WASHINGTON — A University of Maryland criminology professor whose startling findings on repeated domestic violence nearly 10 years ago resulted in mandatory arrest laws for offenders in 15 states and the District of Columbia, now says his further studies show that arresting attackers often does more harm than good for the victims of domestic violence.
The five-year study conducted by Lawrence W. Sherman, a criminology professor at the University of Maryland and president of the Crime Control Institute, was commissioned by the Justice Department and released recently by the crime institute in Washington.
The new study challenges Sherman's own 1983 findings, which supported the prevailing theory among criminologists that the best way to protect battered women from further violence is to arrest attackers.
Sherman's more recent and extensive findings show that mandatory arrests may exacerbate domestic battery, and he has begun a call for the repeal of mandatory arrest laws.
"This is not a matter of ideology," said Sherman, whose new study has aroused the ire of women's groups across the country.
"We can't say for sure that mandatory arrests help battered women," he said. "But we can say for sure that in some cases it's going to backfire, especially among the unemployed."

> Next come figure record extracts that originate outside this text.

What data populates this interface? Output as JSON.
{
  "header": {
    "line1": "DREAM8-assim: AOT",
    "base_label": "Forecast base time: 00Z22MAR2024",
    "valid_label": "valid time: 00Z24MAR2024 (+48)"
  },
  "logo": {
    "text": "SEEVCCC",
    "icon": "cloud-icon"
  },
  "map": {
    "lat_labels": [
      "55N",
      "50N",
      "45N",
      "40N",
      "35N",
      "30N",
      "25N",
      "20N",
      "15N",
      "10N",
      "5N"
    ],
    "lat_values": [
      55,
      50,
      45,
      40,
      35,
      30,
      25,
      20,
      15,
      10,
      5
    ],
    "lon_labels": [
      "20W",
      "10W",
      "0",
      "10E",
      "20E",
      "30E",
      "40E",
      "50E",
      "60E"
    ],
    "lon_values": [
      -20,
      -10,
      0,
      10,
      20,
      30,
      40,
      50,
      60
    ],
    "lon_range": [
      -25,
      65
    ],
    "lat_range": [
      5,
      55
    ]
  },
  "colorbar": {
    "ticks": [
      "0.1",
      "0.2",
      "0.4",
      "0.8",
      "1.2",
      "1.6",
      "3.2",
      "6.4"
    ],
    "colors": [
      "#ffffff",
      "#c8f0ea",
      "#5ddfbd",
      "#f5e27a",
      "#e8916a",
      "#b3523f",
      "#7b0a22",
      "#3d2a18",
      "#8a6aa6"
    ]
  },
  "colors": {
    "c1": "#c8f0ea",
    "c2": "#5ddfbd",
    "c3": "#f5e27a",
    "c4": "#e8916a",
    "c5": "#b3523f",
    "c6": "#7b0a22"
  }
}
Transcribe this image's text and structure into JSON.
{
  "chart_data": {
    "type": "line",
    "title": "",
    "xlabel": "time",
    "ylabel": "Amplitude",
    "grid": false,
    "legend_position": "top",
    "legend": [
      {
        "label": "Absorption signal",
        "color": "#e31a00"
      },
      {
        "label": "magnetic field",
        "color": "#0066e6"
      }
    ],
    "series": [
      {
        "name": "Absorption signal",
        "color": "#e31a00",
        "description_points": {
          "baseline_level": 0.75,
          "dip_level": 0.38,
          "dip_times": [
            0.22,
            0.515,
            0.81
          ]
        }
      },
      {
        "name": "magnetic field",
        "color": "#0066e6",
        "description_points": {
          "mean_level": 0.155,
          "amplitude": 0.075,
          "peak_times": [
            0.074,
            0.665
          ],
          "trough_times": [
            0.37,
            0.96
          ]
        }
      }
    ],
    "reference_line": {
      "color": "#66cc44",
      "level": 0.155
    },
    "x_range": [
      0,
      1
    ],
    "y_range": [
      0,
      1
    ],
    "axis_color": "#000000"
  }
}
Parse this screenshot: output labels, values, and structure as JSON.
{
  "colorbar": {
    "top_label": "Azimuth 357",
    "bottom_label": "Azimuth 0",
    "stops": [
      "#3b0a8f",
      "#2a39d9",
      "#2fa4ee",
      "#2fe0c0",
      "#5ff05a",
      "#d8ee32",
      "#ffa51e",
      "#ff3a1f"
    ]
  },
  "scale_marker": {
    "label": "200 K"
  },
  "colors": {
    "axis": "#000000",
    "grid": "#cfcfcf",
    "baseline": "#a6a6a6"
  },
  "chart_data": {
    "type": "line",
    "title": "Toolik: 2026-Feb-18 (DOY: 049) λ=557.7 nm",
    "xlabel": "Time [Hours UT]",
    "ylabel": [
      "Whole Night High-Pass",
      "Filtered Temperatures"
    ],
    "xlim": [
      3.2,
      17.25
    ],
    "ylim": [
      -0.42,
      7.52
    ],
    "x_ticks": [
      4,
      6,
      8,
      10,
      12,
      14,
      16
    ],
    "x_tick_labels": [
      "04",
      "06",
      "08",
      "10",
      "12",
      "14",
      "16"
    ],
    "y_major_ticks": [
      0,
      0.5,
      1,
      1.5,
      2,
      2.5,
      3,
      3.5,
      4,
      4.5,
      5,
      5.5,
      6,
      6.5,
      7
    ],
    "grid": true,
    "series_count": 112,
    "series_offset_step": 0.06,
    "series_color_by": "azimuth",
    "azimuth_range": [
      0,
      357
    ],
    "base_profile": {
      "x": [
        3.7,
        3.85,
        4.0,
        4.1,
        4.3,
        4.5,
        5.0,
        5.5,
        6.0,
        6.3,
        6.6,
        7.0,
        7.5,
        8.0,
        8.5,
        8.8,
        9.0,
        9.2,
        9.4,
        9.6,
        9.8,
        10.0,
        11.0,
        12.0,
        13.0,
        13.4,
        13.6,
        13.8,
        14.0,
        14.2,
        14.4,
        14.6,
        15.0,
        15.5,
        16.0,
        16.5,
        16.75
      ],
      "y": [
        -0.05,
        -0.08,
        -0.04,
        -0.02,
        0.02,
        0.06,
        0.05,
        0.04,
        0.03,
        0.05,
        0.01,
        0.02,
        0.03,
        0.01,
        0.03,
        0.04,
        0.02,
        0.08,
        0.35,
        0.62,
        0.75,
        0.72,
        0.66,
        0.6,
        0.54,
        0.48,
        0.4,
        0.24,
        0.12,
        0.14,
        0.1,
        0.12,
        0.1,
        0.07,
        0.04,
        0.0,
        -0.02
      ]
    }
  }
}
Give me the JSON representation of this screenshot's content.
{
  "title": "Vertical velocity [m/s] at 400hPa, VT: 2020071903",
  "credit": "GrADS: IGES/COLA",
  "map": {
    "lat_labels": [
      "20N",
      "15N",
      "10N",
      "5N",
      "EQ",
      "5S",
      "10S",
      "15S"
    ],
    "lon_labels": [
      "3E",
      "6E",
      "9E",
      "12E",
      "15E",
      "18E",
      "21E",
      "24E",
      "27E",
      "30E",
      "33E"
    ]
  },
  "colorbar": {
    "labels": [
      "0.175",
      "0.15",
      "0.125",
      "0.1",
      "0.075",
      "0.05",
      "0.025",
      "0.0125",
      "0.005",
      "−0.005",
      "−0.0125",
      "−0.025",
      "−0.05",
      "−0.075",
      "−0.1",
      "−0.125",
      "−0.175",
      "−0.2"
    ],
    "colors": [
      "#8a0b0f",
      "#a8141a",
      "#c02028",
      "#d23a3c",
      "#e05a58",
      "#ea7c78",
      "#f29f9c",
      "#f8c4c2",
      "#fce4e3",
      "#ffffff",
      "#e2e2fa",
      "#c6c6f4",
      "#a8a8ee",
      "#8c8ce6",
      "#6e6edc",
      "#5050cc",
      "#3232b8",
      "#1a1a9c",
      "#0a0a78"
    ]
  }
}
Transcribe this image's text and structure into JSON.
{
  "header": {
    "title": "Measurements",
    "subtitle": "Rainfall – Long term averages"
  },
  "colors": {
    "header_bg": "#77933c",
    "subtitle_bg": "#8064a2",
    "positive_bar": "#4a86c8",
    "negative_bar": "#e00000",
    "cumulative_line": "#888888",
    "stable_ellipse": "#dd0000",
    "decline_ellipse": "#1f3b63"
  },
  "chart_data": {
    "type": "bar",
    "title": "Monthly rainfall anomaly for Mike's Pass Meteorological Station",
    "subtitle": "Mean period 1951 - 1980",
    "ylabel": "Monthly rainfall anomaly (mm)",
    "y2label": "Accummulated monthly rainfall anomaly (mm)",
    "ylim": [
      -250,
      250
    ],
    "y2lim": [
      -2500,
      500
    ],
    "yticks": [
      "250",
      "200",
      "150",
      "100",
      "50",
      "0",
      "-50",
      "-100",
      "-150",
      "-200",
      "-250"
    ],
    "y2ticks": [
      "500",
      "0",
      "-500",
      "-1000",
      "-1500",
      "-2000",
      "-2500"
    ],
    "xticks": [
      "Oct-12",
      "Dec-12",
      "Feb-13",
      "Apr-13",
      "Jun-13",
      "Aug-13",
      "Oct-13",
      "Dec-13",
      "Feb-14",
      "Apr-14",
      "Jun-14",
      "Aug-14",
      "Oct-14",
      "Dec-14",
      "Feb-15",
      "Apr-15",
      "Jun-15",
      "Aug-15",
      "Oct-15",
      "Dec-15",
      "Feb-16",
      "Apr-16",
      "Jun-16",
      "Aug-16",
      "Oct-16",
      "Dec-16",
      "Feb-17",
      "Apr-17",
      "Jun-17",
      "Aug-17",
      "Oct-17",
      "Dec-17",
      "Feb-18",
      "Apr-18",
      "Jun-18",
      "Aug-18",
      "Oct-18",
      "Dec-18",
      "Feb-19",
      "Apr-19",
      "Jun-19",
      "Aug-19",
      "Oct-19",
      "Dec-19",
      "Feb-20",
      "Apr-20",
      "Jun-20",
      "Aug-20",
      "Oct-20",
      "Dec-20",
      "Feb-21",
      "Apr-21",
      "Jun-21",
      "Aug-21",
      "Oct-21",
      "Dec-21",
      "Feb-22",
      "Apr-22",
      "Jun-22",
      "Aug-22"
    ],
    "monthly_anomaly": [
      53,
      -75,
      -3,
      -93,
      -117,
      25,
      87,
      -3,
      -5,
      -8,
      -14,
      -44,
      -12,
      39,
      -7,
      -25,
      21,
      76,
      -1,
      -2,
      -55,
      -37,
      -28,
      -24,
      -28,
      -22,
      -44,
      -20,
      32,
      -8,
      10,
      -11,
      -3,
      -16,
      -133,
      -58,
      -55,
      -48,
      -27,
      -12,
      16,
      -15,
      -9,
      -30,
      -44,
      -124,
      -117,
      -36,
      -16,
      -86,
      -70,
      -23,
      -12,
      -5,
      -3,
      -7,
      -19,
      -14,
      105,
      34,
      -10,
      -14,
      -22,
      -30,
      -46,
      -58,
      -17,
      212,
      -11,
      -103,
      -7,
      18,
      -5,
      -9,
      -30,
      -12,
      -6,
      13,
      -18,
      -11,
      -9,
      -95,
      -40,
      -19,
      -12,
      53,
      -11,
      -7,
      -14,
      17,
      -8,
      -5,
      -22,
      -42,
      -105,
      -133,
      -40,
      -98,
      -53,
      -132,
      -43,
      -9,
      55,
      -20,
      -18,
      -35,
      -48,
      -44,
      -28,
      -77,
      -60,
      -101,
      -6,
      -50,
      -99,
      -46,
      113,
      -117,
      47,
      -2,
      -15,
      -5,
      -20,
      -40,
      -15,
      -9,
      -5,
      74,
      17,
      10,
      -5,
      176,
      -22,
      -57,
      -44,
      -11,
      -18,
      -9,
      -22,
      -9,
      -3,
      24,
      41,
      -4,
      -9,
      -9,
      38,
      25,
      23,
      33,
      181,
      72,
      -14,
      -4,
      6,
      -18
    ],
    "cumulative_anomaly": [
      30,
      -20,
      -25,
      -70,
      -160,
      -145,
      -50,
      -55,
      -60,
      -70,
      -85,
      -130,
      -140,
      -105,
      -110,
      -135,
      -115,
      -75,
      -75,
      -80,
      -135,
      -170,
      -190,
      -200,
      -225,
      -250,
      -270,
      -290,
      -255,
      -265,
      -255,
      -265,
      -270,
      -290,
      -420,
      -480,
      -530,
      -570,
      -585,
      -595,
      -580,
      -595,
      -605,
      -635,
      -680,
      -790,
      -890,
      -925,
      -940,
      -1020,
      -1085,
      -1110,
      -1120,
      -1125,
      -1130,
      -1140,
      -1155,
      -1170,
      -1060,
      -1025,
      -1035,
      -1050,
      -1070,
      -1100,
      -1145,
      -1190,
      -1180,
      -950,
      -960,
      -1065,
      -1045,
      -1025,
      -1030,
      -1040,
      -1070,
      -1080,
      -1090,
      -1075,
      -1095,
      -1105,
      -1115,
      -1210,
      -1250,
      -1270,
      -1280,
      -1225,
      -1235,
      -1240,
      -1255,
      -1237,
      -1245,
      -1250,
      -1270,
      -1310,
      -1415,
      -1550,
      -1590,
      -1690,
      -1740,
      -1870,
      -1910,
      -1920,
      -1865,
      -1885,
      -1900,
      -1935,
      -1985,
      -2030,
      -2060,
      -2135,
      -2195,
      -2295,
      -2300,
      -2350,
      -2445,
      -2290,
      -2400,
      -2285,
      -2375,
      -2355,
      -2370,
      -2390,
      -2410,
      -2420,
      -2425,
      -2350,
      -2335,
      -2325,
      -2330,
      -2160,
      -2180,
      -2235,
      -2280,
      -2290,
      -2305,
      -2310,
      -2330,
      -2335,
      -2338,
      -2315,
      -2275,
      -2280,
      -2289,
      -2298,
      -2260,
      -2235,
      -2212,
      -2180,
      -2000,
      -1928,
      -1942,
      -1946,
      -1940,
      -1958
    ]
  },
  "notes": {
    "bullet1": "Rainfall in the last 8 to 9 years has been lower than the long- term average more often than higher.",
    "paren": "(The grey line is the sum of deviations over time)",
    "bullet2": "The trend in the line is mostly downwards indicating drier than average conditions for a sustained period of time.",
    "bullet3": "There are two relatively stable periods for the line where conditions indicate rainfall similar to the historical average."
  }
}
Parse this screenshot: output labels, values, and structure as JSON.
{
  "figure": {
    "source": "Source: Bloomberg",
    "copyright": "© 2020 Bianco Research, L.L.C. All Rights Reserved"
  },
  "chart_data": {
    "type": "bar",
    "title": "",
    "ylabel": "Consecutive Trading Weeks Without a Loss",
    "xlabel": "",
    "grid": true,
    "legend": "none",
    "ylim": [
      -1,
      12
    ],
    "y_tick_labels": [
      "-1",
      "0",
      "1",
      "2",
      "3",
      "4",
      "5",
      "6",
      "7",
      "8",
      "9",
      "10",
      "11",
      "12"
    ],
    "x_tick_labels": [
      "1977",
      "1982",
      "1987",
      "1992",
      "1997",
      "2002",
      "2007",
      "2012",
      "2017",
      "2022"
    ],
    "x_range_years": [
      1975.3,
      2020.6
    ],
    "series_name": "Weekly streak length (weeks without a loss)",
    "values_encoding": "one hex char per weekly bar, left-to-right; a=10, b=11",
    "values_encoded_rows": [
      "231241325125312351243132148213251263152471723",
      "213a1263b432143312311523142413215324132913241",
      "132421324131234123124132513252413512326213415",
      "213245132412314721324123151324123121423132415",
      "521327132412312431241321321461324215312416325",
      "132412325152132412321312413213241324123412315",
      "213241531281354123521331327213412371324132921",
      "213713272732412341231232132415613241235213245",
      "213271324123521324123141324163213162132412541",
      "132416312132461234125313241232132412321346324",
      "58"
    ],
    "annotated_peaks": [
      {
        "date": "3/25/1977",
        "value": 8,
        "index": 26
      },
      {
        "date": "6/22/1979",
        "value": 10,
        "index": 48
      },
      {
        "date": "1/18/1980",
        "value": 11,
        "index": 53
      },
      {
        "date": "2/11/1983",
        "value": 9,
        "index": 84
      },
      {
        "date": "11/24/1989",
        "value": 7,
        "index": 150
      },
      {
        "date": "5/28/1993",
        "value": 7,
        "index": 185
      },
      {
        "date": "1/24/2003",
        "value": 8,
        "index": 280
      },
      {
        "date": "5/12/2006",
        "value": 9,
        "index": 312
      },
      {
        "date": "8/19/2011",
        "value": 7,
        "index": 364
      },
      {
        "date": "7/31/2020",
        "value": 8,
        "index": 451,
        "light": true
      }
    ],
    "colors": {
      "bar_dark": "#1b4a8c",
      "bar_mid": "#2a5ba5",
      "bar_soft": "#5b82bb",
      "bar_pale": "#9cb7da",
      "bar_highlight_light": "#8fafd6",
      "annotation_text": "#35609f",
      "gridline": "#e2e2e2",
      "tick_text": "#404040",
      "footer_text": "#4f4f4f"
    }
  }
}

Sherman said it now appears mandatory arrest laws "work for employed whites and make it worse for unemployed blacks. In places like (Washington) D.C. with its high rate of unemployment, a mandatory arrest policy is like throwing oil on the flames."
BACKGROUND: Nearly 10% of all homicides in the United States are committed by spouses, according to Linda E. Saltzman, a criminologist who specializes in family violence for the federal Centers for Disease Control in Atlanta.
One out of every three women murdered in the United States is killed by a husband or boyfriend, says Saltzman. Only 4% of the men murdered in the United States are killed by their wives or girlfriends.
Sherman's 1983 study, based on 328 cases of domestic violence in Minneapolis, spurred Arizona, Connecticut, Hawaii, Iowa, Maine, Massachusetts, Missouri, Nevada, New Jersey, Oregon, Rhode Island, South Dakota, Utah, Washington, Wisconsin and the District of Columbia to pass mandatory arrest laws for domestic violence offenders.
Some of these states call for mandatory arrests only when the offender violates a restraining order. Others mandate the arrest of offenders any time an officer deems probable cause that a misdemeanor has been committed.